As a practical matter, it is the employer (as plan sponsor) who must secure the contract for all of the plan’s Business Associates, but Business Associates will often supply their version of this contract to the employer without being prompted.  It is in each party’s best business interest to use a standardized contract for administrative ease rather than having to honor the commitments of contracts from different sources, so there is a natural tension between the parties who each favor their own contracts.  The requirements for a Business Associate contract are pretty standard, but it is not unusual for the contract to be more favorable toward the drafting party or to include additional contractual terms beyond what the Rules require, so it is important to have this reviewed by your legal counsel.

Subcontractors
Sometimes Business Associates contract with other organizations to perform one or more functions the Business Associate was hired to perform for the group health plan (“subcontractors” who are also PHI sticky), and there is no direct relationship between the health plan and the subcontractor.  Your Business Associate must represent in the Business Associate contract that they have with your organization that it has a contract in place with its subcontractor that provides for all of the same protections under the Rules with respect to any PHI related to your health plan. 

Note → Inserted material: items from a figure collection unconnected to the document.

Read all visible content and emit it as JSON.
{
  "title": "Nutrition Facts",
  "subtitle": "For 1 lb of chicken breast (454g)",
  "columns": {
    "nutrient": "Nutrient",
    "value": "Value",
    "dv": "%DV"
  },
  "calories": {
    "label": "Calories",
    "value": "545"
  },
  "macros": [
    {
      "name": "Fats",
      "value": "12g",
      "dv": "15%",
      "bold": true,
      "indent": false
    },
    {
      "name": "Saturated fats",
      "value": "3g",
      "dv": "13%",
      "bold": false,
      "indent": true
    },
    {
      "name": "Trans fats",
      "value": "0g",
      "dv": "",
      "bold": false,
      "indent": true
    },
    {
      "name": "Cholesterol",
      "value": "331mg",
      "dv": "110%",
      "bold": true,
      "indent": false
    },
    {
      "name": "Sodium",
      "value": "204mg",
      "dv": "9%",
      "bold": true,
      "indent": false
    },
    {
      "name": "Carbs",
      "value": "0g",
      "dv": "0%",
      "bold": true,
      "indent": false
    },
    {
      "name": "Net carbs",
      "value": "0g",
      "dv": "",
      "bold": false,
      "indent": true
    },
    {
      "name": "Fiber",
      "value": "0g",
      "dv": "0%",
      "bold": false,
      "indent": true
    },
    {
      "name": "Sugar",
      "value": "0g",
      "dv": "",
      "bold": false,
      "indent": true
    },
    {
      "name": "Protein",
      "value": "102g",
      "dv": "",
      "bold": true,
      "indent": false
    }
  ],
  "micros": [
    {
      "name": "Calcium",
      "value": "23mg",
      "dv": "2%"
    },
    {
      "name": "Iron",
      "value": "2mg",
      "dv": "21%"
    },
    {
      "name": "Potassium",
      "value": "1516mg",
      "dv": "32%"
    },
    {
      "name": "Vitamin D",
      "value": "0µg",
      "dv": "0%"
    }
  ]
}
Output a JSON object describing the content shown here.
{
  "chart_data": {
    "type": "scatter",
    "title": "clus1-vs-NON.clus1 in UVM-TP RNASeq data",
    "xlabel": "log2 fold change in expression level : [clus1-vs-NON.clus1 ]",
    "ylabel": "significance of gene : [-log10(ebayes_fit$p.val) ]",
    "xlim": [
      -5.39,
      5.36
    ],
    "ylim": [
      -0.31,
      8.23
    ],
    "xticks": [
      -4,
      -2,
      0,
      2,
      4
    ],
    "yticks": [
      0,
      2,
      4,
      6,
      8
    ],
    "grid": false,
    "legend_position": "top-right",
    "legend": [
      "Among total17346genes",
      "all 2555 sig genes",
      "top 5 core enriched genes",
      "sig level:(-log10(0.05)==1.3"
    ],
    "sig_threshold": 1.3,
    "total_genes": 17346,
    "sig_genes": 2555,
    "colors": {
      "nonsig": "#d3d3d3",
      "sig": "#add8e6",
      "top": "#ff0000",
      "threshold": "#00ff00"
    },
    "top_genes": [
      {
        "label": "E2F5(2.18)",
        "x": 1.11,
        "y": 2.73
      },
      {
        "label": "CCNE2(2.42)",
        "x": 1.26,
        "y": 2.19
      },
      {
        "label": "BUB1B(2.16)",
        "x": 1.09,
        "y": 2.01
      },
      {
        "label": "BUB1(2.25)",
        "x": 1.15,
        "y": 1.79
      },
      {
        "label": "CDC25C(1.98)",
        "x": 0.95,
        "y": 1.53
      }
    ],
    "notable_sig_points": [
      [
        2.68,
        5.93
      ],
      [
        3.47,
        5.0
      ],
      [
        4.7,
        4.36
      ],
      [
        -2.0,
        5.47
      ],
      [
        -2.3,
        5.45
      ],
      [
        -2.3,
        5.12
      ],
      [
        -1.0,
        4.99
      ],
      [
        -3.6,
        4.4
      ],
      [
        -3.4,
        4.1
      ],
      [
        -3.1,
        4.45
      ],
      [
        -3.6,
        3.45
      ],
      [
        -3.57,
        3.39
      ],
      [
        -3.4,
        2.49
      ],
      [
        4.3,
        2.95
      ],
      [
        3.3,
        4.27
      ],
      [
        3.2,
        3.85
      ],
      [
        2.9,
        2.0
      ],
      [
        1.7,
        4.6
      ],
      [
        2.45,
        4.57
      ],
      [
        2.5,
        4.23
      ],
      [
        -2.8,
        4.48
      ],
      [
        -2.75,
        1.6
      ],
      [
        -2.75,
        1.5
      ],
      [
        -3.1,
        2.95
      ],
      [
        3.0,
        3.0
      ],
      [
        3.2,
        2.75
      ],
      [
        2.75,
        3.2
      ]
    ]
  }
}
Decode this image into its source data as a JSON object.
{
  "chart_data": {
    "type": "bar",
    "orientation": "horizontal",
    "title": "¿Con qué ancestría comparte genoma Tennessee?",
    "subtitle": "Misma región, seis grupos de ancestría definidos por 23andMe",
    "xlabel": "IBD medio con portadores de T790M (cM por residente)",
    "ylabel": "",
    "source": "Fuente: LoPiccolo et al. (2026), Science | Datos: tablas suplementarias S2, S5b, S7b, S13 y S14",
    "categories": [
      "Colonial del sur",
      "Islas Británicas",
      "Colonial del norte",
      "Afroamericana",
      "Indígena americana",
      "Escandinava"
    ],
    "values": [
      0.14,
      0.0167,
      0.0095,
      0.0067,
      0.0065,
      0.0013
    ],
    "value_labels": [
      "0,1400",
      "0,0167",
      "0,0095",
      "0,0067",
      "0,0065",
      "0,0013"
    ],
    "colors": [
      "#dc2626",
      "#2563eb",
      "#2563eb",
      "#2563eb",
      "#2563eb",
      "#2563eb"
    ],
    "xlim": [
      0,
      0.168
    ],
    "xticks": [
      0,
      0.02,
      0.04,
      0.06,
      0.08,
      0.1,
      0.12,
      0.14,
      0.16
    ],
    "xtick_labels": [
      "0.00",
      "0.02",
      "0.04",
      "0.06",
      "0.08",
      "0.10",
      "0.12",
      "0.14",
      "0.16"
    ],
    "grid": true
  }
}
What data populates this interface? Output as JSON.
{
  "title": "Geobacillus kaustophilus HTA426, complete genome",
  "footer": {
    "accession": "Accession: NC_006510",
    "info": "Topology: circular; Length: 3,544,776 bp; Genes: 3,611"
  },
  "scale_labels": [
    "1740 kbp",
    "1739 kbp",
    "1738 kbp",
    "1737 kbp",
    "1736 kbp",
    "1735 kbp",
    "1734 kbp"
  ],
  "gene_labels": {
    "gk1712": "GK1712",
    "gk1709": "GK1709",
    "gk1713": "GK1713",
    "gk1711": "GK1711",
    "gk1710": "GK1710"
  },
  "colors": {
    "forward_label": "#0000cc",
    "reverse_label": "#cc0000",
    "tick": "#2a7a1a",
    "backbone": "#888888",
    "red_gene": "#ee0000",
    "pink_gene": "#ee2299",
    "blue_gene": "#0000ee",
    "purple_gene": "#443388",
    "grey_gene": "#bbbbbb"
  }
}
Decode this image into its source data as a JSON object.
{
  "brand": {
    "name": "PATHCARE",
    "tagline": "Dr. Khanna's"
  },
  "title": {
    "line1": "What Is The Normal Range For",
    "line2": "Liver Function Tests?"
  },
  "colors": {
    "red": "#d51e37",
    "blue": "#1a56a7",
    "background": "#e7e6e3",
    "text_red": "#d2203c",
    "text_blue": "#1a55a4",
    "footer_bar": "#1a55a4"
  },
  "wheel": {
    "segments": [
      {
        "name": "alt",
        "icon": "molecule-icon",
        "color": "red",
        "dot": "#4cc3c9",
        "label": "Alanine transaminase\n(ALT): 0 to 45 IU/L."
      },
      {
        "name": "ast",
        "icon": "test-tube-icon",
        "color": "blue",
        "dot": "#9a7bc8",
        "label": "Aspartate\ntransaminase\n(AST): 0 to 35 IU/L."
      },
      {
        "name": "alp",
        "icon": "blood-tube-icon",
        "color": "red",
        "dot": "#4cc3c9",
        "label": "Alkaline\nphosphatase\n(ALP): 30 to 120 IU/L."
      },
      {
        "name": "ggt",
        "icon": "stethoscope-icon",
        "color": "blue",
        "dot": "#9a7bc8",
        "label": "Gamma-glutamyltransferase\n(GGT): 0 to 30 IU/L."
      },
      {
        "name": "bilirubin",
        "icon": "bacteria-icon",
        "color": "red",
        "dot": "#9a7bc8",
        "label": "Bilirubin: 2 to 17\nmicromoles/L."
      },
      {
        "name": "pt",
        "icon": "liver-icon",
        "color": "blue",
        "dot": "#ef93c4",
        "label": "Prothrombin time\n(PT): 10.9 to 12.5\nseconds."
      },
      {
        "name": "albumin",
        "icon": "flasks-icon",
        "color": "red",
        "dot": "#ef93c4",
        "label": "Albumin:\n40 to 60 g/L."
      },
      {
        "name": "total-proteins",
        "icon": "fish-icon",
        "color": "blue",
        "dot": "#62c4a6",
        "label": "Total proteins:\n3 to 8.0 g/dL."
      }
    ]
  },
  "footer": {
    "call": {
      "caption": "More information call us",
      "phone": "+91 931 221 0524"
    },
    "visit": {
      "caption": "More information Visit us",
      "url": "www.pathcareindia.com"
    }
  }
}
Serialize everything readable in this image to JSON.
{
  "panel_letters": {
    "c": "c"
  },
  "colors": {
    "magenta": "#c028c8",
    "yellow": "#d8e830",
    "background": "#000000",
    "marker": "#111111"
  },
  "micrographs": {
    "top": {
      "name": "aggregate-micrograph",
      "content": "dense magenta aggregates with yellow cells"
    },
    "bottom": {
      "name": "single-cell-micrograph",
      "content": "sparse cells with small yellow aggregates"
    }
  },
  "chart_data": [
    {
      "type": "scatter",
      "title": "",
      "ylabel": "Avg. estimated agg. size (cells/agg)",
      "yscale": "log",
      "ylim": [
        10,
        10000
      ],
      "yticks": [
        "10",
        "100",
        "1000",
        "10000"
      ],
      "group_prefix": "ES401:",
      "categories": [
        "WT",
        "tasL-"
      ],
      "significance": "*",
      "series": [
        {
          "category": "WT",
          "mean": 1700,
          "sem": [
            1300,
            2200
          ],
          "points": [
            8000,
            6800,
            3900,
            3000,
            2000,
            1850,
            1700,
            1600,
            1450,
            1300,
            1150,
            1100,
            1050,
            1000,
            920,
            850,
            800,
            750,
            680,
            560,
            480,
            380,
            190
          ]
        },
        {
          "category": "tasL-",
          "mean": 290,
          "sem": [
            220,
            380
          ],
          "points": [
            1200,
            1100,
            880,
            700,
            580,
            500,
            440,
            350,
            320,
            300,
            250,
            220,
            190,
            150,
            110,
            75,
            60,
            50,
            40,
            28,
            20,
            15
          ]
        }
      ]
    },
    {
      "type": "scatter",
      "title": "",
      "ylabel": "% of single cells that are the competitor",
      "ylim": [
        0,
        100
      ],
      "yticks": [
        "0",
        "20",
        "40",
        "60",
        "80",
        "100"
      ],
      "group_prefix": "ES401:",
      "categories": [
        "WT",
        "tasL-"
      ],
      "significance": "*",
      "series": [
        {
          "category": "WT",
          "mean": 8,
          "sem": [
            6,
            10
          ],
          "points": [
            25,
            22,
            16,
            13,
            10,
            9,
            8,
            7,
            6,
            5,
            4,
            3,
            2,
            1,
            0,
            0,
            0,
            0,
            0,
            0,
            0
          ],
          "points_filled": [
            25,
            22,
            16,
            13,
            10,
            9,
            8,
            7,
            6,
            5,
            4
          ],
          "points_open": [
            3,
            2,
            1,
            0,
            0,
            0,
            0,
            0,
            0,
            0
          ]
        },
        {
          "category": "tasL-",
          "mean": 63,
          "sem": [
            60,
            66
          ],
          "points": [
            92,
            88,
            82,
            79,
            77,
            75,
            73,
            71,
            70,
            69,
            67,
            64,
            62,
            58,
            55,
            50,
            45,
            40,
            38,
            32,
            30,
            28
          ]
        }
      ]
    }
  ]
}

Example – A self-insured medical plan engages a TPA for claims administration and other services.  One of these services is claims monitoring to reduce fraud, waste, and abuse.  The claims monitoring services are actually provided by a subsidiary of the TPA, and the medical plan does not have a direct contract with the claims monitoring subsidiary.  The TPA is a Business Associate of the medical plan.  The claims monitoring entity is a Business Associate of the TPA and should be addressed as a subcontractor within the Business Associate contract between the medical plan and the TPA.

Next Steps
You should always know who your Business Associates are and should make sure you have a list of all the current vendors who provide services related to your health plans.  Of these vendors, which ones use PHI to perform a function on behalf of a group health plan?  

These are your Business Associates, and you should maintain current Business Associate contracts with all of them.  Don’t forget to make this an implementation step when adding a new vendor who will be a Business Associate to your health plan(s).


[1] A failure to enter into the contract does not mean the third party is not your Business Associate and just subjects you to potential penalties for non-compliance. 

[2] A third party that only transmits PHI without accessing or storing it may qualify for an exception as a mere conduit of the information.

[3] In Part One, we addressed that insurance carriers are the Covered Entities for fully-insured group health plans and that employers/plan sponsors generally have few obligations under the Rules for those plans.